В темноте глаза Гергана горели, как два горящих угля. В руке, которую он часто поднимал вверх, поблескивал пистолет. Он уже не следил за своими мыслями, слова лились непрерывным потоком. Он только чувствовал, как они быстро и легко покидают логово разгоряченного мозга, выпархивают, как птицы в ночь, и на их месте вырастают другие. То, что им говорилось, он понимал скорее по возбуждению, которое наполняло его грудь, мозг и все тело.

Дождь уже хлестал по нераспустившимся веткам дерева, по втянутым в плечи головам слушателей. Но Герган видел лишь их широко открытые, горевшие огнем глаза, и понимал, что его слова доходят до них.

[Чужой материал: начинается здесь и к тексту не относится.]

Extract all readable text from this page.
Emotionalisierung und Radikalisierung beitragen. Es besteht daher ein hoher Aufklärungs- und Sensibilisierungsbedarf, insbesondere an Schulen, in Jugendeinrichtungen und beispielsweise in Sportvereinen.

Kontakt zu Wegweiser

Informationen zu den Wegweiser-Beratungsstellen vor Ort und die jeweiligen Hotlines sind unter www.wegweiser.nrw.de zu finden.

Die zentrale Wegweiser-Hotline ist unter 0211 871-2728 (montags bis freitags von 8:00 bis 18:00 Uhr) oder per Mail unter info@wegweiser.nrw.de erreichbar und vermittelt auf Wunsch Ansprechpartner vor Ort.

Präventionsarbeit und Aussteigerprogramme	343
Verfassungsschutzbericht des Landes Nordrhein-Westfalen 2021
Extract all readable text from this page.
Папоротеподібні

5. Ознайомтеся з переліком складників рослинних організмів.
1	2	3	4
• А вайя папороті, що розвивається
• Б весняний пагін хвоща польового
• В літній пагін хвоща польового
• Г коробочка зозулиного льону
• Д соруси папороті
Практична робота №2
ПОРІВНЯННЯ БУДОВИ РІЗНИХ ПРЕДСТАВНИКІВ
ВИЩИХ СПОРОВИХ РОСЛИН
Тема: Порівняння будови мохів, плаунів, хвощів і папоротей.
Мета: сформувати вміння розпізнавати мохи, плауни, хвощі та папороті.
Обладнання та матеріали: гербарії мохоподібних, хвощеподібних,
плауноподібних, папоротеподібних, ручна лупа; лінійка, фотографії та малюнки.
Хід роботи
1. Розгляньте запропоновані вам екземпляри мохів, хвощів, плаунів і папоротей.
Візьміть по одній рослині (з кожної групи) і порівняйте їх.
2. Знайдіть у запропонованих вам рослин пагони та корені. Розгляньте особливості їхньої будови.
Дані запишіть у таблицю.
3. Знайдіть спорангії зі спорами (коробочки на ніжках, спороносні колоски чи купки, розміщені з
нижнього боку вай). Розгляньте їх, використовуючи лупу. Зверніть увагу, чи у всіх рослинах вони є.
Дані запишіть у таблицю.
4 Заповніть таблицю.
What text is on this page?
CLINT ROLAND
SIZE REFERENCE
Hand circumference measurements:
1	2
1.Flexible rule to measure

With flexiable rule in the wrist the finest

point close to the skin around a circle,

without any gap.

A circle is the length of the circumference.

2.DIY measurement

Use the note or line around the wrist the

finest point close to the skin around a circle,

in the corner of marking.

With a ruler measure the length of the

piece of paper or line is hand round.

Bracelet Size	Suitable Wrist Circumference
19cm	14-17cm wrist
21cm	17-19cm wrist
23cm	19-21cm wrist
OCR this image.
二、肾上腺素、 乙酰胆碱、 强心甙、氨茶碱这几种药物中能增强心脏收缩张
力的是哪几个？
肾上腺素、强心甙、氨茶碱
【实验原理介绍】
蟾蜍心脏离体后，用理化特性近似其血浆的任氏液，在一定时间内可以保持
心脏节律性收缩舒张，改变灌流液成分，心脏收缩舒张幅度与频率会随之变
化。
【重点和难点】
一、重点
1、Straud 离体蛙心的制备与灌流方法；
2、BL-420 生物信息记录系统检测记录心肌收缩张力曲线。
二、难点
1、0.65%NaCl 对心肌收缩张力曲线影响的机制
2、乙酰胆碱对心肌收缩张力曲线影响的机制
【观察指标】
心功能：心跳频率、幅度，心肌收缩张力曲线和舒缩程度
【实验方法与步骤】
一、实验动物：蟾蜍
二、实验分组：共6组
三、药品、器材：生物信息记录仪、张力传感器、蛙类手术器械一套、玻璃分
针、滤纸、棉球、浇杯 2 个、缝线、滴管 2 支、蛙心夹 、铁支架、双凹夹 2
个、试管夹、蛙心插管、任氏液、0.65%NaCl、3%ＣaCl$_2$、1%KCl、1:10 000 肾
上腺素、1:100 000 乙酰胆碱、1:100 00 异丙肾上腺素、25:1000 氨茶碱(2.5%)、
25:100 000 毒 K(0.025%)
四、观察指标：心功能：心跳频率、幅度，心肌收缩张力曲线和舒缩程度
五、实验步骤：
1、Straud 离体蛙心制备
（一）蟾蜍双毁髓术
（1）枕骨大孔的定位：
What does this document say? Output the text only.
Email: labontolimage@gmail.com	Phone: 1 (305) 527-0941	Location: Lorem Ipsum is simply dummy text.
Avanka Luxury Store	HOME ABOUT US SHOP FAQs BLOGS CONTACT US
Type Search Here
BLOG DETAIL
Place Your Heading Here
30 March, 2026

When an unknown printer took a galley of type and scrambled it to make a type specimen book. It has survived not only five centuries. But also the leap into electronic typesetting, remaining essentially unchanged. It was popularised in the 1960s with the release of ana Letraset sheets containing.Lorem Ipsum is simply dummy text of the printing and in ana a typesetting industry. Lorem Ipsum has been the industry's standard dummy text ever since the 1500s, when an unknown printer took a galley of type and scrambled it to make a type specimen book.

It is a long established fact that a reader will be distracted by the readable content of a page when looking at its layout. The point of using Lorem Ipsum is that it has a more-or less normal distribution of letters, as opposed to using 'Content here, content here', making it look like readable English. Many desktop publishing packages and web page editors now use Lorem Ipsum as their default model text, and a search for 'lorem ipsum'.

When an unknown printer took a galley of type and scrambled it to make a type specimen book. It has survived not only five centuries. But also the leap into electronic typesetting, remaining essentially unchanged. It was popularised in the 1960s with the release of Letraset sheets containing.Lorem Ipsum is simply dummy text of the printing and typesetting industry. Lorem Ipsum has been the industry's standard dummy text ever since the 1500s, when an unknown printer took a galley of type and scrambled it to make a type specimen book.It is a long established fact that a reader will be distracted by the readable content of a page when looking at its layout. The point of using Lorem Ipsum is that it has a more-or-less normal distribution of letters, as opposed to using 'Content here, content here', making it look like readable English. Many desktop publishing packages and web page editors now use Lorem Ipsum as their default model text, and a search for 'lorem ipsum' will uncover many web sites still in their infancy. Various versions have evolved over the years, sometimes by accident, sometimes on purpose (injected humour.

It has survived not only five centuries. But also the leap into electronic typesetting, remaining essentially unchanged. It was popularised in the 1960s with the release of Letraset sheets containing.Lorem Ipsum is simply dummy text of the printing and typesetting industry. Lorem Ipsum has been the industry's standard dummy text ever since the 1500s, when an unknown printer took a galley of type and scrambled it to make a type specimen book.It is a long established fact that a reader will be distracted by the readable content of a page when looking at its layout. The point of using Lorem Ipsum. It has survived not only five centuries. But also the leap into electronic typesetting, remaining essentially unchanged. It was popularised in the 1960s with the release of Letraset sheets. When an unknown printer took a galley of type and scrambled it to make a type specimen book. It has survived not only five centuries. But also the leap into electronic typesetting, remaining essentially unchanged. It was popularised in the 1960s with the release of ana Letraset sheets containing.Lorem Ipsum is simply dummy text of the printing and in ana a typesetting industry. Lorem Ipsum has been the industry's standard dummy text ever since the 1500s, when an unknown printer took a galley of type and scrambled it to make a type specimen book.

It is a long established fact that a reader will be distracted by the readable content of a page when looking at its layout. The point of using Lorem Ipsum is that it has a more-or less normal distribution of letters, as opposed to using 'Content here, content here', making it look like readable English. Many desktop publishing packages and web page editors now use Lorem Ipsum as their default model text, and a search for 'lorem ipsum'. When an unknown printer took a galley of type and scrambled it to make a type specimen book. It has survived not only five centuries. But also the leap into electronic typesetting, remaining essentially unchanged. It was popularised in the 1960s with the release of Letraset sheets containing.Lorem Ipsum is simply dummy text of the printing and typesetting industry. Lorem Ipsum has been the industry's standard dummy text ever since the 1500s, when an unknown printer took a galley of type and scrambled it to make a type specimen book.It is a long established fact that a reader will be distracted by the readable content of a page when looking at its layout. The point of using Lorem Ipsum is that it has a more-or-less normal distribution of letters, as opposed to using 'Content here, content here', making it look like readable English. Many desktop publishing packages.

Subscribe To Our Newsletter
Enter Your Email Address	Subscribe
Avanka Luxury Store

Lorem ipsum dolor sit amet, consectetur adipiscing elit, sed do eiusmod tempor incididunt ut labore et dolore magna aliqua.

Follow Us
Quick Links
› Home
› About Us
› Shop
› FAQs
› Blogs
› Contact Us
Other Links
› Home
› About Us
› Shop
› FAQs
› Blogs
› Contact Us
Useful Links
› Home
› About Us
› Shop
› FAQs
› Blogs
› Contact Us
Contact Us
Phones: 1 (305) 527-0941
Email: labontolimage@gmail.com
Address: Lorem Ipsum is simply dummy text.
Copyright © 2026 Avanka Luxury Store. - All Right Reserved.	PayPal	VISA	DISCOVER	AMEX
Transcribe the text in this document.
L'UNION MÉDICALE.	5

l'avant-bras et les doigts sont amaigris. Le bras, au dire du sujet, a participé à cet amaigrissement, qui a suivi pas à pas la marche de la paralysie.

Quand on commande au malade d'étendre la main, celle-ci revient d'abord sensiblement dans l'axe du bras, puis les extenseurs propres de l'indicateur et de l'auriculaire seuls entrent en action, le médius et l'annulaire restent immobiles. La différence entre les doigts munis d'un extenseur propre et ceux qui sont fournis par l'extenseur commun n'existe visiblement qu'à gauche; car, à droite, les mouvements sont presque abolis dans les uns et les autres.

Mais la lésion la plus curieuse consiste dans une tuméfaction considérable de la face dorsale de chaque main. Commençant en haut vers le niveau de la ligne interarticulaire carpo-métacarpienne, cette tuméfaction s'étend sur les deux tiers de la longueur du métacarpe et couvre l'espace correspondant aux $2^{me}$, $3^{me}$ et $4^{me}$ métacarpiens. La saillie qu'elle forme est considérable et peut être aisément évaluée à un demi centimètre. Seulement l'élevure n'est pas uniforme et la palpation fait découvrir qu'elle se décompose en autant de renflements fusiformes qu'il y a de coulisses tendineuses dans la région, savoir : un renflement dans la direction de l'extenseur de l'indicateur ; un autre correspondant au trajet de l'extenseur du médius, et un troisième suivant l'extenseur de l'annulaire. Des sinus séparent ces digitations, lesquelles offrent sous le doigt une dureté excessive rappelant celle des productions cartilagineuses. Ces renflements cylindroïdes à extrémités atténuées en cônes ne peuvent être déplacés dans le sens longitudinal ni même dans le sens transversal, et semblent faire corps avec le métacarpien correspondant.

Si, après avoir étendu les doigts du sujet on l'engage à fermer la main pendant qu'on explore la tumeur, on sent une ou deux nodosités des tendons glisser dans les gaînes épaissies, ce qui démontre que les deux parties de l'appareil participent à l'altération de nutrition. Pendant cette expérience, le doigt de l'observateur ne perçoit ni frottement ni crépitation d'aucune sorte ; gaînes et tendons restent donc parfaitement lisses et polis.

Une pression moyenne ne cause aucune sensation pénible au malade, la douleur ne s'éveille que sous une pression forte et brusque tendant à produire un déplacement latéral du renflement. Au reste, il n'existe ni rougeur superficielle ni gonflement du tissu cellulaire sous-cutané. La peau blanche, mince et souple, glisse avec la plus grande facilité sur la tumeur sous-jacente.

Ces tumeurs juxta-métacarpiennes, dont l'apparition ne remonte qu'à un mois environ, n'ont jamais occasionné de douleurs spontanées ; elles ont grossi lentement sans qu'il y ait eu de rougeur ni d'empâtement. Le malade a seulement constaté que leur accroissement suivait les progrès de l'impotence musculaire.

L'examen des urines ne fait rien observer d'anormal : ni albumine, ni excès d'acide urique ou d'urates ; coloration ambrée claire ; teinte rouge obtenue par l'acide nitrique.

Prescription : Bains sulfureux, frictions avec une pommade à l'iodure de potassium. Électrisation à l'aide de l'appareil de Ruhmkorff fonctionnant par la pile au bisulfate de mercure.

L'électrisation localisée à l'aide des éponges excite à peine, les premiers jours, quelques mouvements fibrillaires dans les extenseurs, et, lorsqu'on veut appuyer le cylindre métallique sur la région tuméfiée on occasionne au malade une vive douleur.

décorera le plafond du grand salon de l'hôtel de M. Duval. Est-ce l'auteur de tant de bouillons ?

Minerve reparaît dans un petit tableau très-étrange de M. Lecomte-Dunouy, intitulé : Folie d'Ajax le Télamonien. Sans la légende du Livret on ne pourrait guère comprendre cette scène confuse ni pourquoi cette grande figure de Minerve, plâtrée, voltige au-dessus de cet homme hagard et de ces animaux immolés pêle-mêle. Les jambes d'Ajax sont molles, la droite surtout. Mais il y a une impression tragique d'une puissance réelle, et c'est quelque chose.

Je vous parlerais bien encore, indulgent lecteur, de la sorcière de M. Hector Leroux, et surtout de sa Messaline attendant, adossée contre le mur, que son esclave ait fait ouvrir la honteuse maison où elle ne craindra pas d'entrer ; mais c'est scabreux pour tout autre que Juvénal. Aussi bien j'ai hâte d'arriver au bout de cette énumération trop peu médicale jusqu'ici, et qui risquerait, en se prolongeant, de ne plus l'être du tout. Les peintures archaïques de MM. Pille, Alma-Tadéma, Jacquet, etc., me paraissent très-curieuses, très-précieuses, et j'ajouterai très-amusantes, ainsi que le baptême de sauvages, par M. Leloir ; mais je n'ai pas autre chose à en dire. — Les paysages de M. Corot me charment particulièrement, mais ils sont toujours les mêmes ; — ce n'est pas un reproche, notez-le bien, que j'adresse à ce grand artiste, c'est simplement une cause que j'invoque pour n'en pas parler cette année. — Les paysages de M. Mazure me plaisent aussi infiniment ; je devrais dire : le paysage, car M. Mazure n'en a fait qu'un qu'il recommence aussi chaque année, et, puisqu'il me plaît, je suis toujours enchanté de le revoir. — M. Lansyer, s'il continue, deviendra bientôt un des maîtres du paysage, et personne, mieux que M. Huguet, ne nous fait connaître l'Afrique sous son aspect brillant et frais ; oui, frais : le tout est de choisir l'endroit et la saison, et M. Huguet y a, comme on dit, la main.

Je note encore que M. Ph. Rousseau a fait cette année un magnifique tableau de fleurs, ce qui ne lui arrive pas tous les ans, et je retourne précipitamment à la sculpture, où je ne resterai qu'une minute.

Здравко сгорбился и из-за пазухи, которая еще оставалась сухой, достал несколько пакетов листовок. Молодежь расхватала их еще теплыми. Потом, один за другим, все стали расходиться, растворяясь в темноте. Не торопясь пошли и партизаны. Да и что было спешить? Лес был им другом.

Шли рядом.

— Слишком общо говорил, — не сдержался Здравко, взглянув на вопрошающие глаза Гергана.

— Ничего, ничего, — ободряюще сказал Георгий Ваклинов. «А он не такой уж строгий», — подумал Герган, и ему захотелось всю ночь идти рядом с ним.

Сверху струились потоки воды. Последние огоньки села потонули во влажной мгле. Партизаны непрерывно вязли в грязи.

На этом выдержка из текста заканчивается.